Trois jours plus tard, elle foulait le terrain pour la première fois. Pour quatre minutes de jeu seulement, mais la glace était brisée.
Puis, pour amorcer l’année avec fracas, le 1er janvier elle jouait son premier match à domicile et déjà son entraîneuse l’utilisait davantage : 17 minutes de jeu, 7 points, 9 rebonds.
Et surtout, elle vivait un premier contact avec la foule de l’Université Notre Dame, nombreuse et passionnée, entassée dans le Pavillon Purcell. En Indiana, le basketball universitaire est roi.
C’est comme un rituel. C’est comme une religion venir voir le basket à Notre Dame. Le basketball féminin est tellement important à Notre Dame. C’est quelque chose qui me tient à cœur et c’est en partie pour ça que je suis ici, parce que le basketball féminin est tellement bien soutenu. Les fans sont incroyables. C’est presque toujours plein à nos matchs
, lance-t-elle.
C’est très différent du Canada... surtout du secondaire au Canada
, ajoute-t-elle en riant.
Il n’est pas rare qu’une joueuse recrue, surtout quand elle se joint à son équipe en pleine saison, réchauffe le banc plus souvent qu’à son tour lors de sa première année dans une université de pointe comme Notre Dame.
Et c’est ce qui s’est produit ensuite… pour quatre matchs, lors desquels elle a été utilisée sporadiquement par son entraîneuse, Niele Ivey.
Mais depuis le 22 janvier, même si elle n’est pas de la formation partante, Cassandre Prosper joue en moyenne pendant 26 des 40 minutes que dure chaque match.
Je ne pense pas que c’était le plan que je joue autant dès le début, avoue-t-elle. Mon entraîneuse voulait me faire rentrer petit peu par petit peu pour ne pas que je perde ma confiance, mais moi, je lui ai dit que j’étais prête : "Tout ce que tu veux je fasse, je vais le faire."
La blessure de sa coéquipière de dernière année Dara Mabrey, dont la sœur Marina est une joueuse étoile de la WNBA, a certainement contribué à lui ouvrir davantage la porte. Mais ses performances ont vite confirmé ce qu’elle avait affirmé à son entraîneuse : elle était prête.
« Elle croit en moi et en mon potentiel, dans ce que j’apporte au basket et à l’équipe. Je pense que le fait d’avoir une entraîneuse qui a tellement confiance en moi, ça me donne confiance sur le terrain aussi. »
Une affaire de famille
Ses parents, Gaétan Prosper et Guylaine Blanchette, ont aussi été des étoiles du basketball universitaire québécois, notamment avec les Stingers de Concordia.

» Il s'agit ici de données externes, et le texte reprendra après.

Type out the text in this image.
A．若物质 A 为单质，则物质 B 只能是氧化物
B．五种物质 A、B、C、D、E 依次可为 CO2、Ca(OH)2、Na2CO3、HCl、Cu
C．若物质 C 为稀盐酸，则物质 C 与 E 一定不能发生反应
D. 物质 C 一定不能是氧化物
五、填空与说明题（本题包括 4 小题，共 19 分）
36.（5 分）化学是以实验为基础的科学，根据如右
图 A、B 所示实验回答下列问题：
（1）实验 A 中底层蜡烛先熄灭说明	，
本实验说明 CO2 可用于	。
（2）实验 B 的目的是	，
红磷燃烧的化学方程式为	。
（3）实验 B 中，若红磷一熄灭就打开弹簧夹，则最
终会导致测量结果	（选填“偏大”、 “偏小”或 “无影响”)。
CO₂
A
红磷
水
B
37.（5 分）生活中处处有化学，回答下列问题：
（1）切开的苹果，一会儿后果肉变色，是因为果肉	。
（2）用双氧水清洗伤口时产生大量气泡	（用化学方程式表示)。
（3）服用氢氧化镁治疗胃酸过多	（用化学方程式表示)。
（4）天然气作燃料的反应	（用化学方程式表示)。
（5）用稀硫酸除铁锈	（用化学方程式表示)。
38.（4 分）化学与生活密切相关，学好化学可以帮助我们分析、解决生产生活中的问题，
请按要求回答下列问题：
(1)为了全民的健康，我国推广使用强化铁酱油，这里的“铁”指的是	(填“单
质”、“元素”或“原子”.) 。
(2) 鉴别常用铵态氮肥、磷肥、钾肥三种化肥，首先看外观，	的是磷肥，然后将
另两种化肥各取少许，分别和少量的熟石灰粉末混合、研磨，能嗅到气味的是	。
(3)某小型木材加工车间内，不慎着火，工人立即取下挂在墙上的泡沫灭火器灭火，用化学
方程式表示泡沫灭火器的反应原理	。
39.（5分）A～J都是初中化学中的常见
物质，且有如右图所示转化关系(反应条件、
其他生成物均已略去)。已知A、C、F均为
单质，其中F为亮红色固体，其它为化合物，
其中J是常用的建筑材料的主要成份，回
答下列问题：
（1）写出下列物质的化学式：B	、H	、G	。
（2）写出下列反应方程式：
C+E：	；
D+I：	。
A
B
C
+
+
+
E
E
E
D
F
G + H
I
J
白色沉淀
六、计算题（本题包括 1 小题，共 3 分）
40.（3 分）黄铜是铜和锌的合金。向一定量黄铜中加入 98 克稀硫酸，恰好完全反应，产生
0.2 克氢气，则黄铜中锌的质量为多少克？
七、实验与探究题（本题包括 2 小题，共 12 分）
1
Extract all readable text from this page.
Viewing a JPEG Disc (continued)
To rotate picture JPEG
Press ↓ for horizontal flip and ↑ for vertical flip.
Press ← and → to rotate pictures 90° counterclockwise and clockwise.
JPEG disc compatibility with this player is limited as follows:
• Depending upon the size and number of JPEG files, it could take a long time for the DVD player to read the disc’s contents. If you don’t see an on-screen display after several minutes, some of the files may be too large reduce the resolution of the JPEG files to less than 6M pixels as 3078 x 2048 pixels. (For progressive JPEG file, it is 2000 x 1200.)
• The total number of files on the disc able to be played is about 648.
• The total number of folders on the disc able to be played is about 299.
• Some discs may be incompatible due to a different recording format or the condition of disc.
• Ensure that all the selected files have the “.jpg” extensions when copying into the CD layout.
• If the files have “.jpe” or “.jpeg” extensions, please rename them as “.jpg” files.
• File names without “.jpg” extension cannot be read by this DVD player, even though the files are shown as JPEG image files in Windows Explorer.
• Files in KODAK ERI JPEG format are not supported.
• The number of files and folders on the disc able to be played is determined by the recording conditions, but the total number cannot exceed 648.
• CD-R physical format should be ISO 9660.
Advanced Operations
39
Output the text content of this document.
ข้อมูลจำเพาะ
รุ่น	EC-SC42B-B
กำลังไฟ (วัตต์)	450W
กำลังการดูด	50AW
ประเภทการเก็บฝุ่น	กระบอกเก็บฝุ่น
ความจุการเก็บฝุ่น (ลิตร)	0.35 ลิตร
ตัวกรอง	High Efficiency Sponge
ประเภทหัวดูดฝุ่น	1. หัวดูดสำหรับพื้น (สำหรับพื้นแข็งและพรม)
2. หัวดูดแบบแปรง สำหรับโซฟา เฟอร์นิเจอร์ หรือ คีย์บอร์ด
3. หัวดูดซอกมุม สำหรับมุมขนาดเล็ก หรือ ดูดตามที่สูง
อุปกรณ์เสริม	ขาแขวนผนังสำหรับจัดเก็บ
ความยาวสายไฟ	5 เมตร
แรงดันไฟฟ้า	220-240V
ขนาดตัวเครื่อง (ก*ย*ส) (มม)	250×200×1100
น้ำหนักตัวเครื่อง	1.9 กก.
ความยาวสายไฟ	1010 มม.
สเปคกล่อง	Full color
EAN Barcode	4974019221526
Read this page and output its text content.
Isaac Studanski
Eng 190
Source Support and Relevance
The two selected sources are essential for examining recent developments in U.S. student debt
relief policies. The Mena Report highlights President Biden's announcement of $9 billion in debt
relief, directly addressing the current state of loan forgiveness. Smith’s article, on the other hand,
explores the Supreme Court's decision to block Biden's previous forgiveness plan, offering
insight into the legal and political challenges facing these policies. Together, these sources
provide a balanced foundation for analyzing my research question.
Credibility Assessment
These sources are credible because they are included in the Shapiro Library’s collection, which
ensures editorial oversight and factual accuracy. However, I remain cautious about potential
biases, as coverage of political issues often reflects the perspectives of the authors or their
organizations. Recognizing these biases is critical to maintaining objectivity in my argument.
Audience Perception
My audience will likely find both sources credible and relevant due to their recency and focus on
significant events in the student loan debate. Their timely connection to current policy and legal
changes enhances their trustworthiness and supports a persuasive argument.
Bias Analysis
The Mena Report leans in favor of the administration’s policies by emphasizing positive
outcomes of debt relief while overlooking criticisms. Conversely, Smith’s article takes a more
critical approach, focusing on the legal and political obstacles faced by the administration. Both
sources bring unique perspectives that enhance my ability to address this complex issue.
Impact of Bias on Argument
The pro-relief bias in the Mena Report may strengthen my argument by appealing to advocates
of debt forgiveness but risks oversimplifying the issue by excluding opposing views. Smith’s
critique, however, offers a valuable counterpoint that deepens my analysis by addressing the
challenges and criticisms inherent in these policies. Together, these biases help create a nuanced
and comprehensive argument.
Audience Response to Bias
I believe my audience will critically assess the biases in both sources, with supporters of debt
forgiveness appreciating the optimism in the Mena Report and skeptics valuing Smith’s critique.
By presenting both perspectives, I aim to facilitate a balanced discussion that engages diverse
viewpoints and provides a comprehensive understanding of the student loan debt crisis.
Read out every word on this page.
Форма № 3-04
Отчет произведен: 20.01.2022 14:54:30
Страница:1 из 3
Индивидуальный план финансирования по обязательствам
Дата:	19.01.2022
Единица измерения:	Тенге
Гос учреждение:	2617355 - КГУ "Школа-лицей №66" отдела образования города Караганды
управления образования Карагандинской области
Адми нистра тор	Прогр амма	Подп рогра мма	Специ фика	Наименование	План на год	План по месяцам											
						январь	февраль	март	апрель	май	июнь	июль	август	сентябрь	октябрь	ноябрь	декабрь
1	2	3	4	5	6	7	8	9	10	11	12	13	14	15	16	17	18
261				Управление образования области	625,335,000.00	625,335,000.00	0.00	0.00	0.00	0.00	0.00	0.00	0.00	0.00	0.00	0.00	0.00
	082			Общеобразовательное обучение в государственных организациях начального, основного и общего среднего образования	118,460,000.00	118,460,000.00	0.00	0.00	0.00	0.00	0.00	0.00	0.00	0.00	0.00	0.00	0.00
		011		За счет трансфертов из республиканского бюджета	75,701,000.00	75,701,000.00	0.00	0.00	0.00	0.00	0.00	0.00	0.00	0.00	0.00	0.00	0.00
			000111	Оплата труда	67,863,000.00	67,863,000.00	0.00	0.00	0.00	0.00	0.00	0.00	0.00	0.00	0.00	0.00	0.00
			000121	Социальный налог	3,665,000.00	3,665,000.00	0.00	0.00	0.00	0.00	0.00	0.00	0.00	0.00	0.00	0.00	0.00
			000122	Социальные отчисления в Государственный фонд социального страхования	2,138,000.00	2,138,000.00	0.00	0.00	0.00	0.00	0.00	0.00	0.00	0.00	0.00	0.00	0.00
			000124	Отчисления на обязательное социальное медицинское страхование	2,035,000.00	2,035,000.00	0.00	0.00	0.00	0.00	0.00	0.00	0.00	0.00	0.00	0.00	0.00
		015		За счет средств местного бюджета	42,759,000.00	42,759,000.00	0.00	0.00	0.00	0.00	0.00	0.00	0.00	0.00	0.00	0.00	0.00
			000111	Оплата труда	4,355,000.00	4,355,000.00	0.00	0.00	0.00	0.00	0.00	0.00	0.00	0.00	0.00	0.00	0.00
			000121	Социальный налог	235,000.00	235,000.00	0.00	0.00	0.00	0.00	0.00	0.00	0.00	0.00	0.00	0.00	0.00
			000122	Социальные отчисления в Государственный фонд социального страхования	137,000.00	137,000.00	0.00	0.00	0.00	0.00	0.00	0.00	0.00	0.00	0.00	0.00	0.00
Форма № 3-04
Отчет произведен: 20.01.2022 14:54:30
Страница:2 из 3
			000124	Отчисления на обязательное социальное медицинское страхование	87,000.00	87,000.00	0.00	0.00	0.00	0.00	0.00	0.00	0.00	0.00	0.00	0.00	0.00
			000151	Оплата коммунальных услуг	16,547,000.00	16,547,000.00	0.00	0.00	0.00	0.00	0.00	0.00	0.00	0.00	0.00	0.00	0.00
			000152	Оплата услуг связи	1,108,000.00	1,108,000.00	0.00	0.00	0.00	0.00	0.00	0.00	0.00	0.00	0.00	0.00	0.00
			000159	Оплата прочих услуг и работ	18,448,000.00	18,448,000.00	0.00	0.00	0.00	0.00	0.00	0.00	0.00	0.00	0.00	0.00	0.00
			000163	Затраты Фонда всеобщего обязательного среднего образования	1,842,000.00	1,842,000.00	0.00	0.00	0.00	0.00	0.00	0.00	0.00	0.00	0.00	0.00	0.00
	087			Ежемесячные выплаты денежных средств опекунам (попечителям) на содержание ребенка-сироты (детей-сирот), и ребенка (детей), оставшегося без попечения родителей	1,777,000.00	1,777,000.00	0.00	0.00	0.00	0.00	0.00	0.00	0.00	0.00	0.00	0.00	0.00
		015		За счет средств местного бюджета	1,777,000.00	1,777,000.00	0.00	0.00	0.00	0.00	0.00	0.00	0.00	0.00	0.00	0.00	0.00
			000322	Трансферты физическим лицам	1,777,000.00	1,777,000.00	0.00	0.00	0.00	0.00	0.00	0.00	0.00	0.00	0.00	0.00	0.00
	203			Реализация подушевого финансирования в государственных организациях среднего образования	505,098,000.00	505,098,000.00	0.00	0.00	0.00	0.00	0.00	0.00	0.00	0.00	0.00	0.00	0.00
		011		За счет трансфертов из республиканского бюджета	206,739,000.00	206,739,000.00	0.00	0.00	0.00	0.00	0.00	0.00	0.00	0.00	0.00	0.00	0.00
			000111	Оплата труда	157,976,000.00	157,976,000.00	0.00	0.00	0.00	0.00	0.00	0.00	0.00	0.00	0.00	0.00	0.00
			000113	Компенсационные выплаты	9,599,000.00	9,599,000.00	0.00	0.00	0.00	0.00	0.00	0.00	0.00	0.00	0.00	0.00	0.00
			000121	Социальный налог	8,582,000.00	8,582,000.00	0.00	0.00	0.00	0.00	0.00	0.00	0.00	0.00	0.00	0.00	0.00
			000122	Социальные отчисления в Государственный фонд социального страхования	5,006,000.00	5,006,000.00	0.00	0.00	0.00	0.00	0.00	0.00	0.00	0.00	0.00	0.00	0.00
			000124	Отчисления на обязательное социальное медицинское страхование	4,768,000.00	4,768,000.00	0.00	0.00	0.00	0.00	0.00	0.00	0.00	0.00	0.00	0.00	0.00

Sa mère est même passée par la première division aux États-Unis, au Manhattan College.
Or, quand on lui demande si elle a pu profiter des conseils de ses parents basketteurs dans cette transition rapide vers la NCAA, eux qui ont aussi été ses entraîneurs à Laval il y a quelques années, Cassandre Prosper insiste : bien sûr qu’ils ont contribué, mais c’est surtout vers son frère qu’elle s’est tournée.
Il est passé à travers tout ce que je passe à travers maintenant
, explique-t-elle.
C’est qu’en quittant le pays à 17 ans pour les États-Unis, Cassandre Prosper suit en quelque sorte les traces d’Olivier-Maxence, qui est parti au même âge il y a quatre ans pour l’Académie du basketball de la NBA à Mexico où il était coéquipier d’un autre Montréalais, un certain Bennedict Mathurin.
Comme sa sœur, Olivier-Maxence sera de la grande danse du printemps universitaire. Son équipe, l’Université Marquette, victorieuse samedi du championnat de la division Big East, fait partie de la demi-douzaine d’équipes aspirantes au titre national, selon les experts américains.
Ses conseils les plus importants n’ont toutefois pas porté sur la façon de se comporter avec ses coéquipières ou en match, mais bien de se faire rapidement des amis hors de la bulle sportive.
Avoir des connaissances, c'est très important, surtout à l'extérieur du basket, parce que tu es toujours avec tes coéquipières tout le temps, tout le temps, répète-t-elle. Si tu rates des classes parce que tu as besoin d’aller à un tournoi, comme le March Madness, il y a des gens qui peuvent t'aider en classe pour avoir les notes...
Malgré leurs horaires passablement chargés, ils s’appellent régulièrement, surtout par FaceTime
prend-elle le temps de souligner.
« C'est lui qui me disait : "Tu dois m'appeler plus souvent." Parce que moi, je suis tellement occupée, mais, maintenant, je prends vraiment ça à cœur de l'appeler plus souvent. C’est ma pause de l'école, de basket. Parler à mon frère, ça me permet de décompresser, de parler, de blaguer. »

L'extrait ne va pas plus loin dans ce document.